L'organo di autogoverno locale della Brianza può contribuire a vivere il territorio come realtà identificabile. Dovrebbe affermarsi una cultura politica ed amministrativa meno succuba della filosofia della crescita illimitata: certo occorre migliorare le infrastrutture utili alle imprese e alle persone, considerando però l'antica varietà “rurale”e residenziale della Brianza una risorsa, non un impaccio; cioè decostruendo quel che è stato mal costruito e ricostruendo ambienti distrutti da un malinteso progresso.

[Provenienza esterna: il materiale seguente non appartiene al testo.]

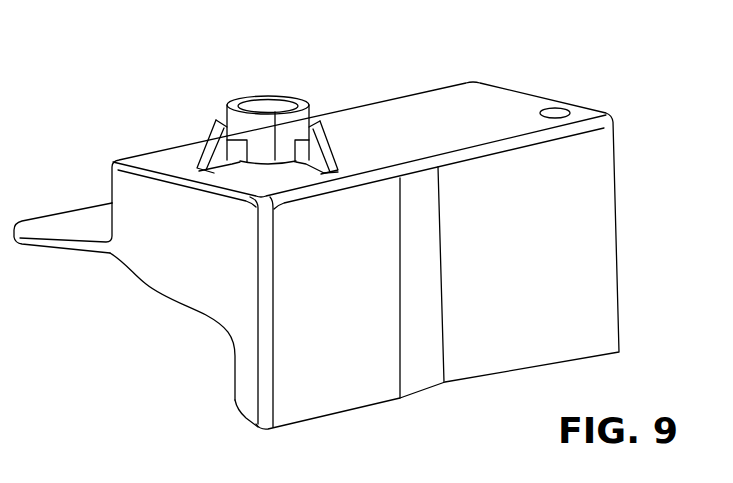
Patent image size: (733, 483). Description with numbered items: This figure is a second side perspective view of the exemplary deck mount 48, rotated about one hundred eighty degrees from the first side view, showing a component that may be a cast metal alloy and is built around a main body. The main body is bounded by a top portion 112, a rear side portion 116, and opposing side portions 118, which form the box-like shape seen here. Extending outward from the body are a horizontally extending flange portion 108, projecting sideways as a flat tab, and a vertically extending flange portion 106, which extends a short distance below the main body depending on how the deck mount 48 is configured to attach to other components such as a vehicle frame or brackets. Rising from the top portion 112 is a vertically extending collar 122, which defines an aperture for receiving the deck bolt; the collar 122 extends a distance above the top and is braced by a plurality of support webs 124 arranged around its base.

The deck mount 48 is at (628, 128).
The vertically extending flange portion 106 is at (245, 397).
The horizontally extending flange portion 108 is at (66, 222).
The top portion 112 is at (400, 108).
The rear side portion 116 is at (592, 222).
The opposing side portions 118 is at (167, 275).
The vertically extending collar 122 is at (263, 97).
The support webs 124 is at (226, 156).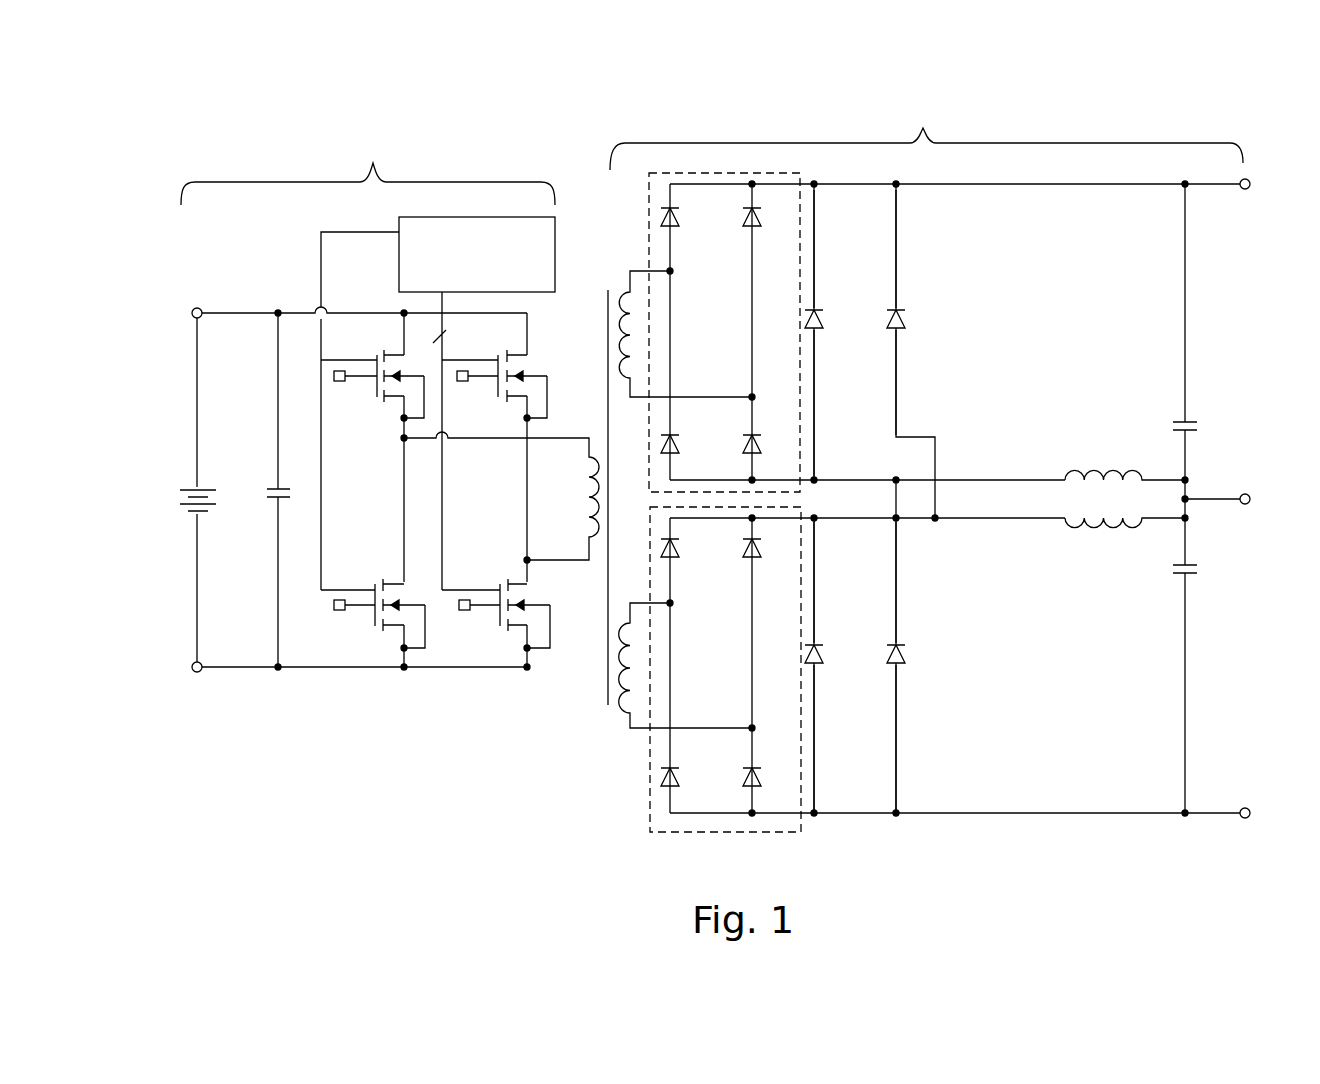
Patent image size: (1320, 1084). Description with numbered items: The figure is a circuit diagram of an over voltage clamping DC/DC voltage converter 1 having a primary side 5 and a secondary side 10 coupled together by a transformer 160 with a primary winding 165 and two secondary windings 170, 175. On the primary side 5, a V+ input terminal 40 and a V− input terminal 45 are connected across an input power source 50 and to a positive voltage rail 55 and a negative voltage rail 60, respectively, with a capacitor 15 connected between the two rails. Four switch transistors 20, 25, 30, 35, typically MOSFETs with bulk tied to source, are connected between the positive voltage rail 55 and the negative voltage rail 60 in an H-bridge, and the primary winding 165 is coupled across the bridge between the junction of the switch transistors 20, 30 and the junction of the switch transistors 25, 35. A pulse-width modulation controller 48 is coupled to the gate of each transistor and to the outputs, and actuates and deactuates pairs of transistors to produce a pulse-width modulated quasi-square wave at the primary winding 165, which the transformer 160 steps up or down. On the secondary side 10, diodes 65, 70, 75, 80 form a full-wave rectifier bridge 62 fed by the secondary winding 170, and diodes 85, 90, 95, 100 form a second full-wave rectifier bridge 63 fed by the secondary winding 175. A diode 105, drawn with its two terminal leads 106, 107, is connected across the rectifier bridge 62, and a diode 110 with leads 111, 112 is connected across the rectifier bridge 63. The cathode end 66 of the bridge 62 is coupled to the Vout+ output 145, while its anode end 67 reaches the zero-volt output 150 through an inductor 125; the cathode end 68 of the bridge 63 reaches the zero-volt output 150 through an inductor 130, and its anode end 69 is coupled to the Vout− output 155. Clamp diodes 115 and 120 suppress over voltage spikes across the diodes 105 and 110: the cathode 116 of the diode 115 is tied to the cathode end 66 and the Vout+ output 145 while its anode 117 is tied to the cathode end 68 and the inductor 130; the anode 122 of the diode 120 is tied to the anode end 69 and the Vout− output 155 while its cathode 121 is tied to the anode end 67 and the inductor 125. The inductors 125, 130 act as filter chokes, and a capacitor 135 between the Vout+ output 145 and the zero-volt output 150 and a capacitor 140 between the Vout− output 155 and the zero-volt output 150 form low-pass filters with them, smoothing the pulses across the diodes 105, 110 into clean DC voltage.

The over voltage clamping DC/DC voltage converter 1 is at (172, 155).
The primary side 5 is at (368, 172).
The secondary side 10 is at (926, 136).
The capacitor 15 is at (277, 488).
The switch transistor 20 is at (378, 412).
The switch transistor 25 is at (488, 383).
The switch transistor 30 is at (375, 555).
The switch transistor 35 is at (470, 554).
The V+ input terminal 40 is at (200, 308).
The V− input terminal 45 is at (200, 673).
The pulse-width modulation (PWM) controller 48 is at (557, 232).
The input power source 50 is at (219, 521).
The positive voltage rail 55 is at (365, 311).
The negative voltage rail 60 is at (352, 669).
The full-wave rectifier bridge 62 is at (645, 198).
The full-wave rectifier bridge 63 is at (750, 833).
The diode 65 is at (689, 238).
The cathode end of rectifier bridge 66 is at (755, 183).
The anode end of rectifier bridge 67 is at (752, 478).
The cathode end of rectifier bridge 68 is at (755, 515).
The anode end of rectifier bridge 69 is at (754, 816).
The diode 70 is at (768, 238).
The diode 75 is at (679, 433).
The diode 80 is at (763, 427).
The diode 85 is at (698, 578).
The diode 90 is at (774, 576).
The diode 95 is at (691, 772).
The diode 100 is at (773, 757).
The diode 105 is at (834, 293).
The cathode lead of diode D9 106 is at (814, 306).
The anode lead of diode D9 107 is at (817, 332).
The diode 110 is at (828, 633).
The cathode lead of diode D10 111 is at (817, 640).
The anode lead of diode D10 112 is at (818, 665).
The diode 115 is at (918, 305).
The cathode of diode 115 116 is at (896, 306).
The anode of diode 115 117 is at (895, 332).
The diode 120 is at (914, 633).
The cathode of diode 120 121 is at (897, 640).
The anode of diode 120 122 is at (898, 665).
The inductor 125 is at (1088, 452).
The inductor 130 is at (1082, 536).
The capacitor 135 is at (1203, 397).
The capacitor 140 is at (1194, 589).
The Vout+ output 145 is at (1247, 178).
The Vout0V output 150 is at (1245, 505).
The Vout− output 155 is at (1245, 819).
The transformer 160 is at (607, 738).
The primary winding 165 is at (587, 576).
The secondary winding 170 is at (613, 266).
The secondary winding 175 is at (632, 744).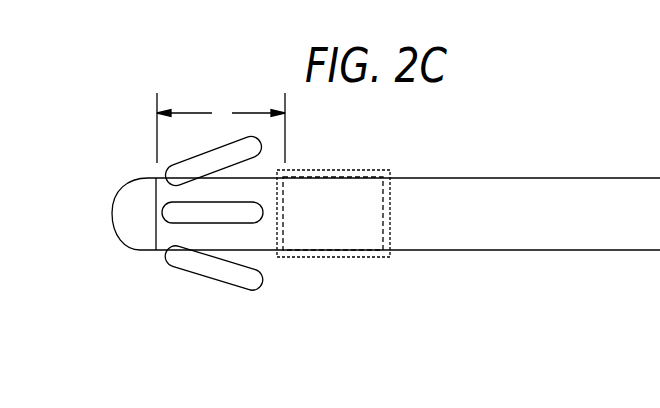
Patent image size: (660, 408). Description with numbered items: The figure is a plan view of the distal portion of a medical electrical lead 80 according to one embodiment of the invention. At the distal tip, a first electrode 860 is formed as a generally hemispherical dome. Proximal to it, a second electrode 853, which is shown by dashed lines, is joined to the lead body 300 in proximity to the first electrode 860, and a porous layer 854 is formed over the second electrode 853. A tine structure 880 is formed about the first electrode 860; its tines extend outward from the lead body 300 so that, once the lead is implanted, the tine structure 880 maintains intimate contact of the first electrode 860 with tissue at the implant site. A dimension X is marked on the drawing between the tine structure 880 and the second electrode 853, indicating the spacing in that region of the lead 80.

The lead 80 is at (499, 126).
The lead body 300 is at (542, 233).
The second electrode 853 is at (313, 188).
The porous layer 854 is at (337, 253).
The first electrode 860 is at (132, 218).
The tine structure 880 is at (203, 162).
The finger length dimension X is at (221, 128).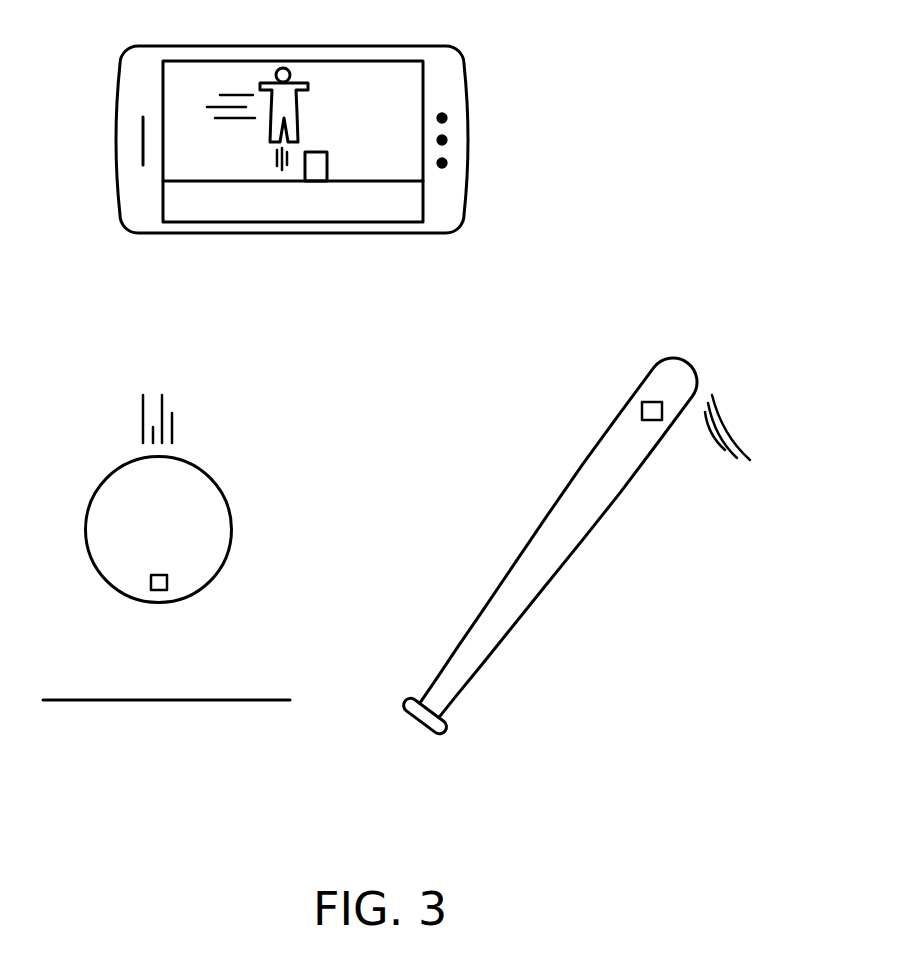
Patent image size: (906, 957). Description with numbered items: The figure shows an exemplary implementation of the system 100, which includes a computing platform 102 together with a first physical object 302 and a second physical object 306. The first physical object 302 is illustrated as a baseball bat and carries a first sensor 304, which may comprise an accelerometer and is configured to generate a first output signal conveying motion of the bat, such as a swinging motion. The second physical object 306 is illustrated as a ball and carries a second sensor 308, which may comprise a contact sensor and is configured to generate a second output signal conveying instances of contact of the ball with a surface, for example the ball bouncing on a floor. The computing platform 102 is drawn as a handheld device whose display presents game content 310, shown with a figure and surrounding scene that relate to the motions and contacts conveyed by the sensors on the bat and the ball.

The system 100 is at (660, 71).
The computing platform 102 is at (452, 70).
The display content 310 is at (402, 125).
The first physical object 302 is at (692, 369).
The first sensor 304 is at (641, 406).
The second physical object 306 is at (227, 497).
The second sensor 308 is at (153, 590).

Questo può favorire soluzioni di vita e lavoro più evolute e meno tributarie del consumismo telediretto che è oggi la religione di massa delle grandi aree metropolitane; se invece si vuole uno sviluppo come quello disegnato dall' orrenda città lineare che si stende lungo la tangenziale est fino a Vimercate, o dalla striscia urbana lungo la Valassina, basta lasciare che le cose vadano avanti così: la città metropolitana è la soluzione già operante.
Monza dal canto suo dovrebbe finalmente porsi come punto di riferimento della rete di risorse territoriali e accrescere i suoi richiami culturali valorizzando un patrimonio storico ed ambientale tra i più interessanti d'Europa, Parco e Villa reale, nonché il suo passato di città operosa che meriterebbe di essere ricordato in un Museo del lavoro, con una speciale sezione per il cappellificio.

E la possibilità di un'università a Monza?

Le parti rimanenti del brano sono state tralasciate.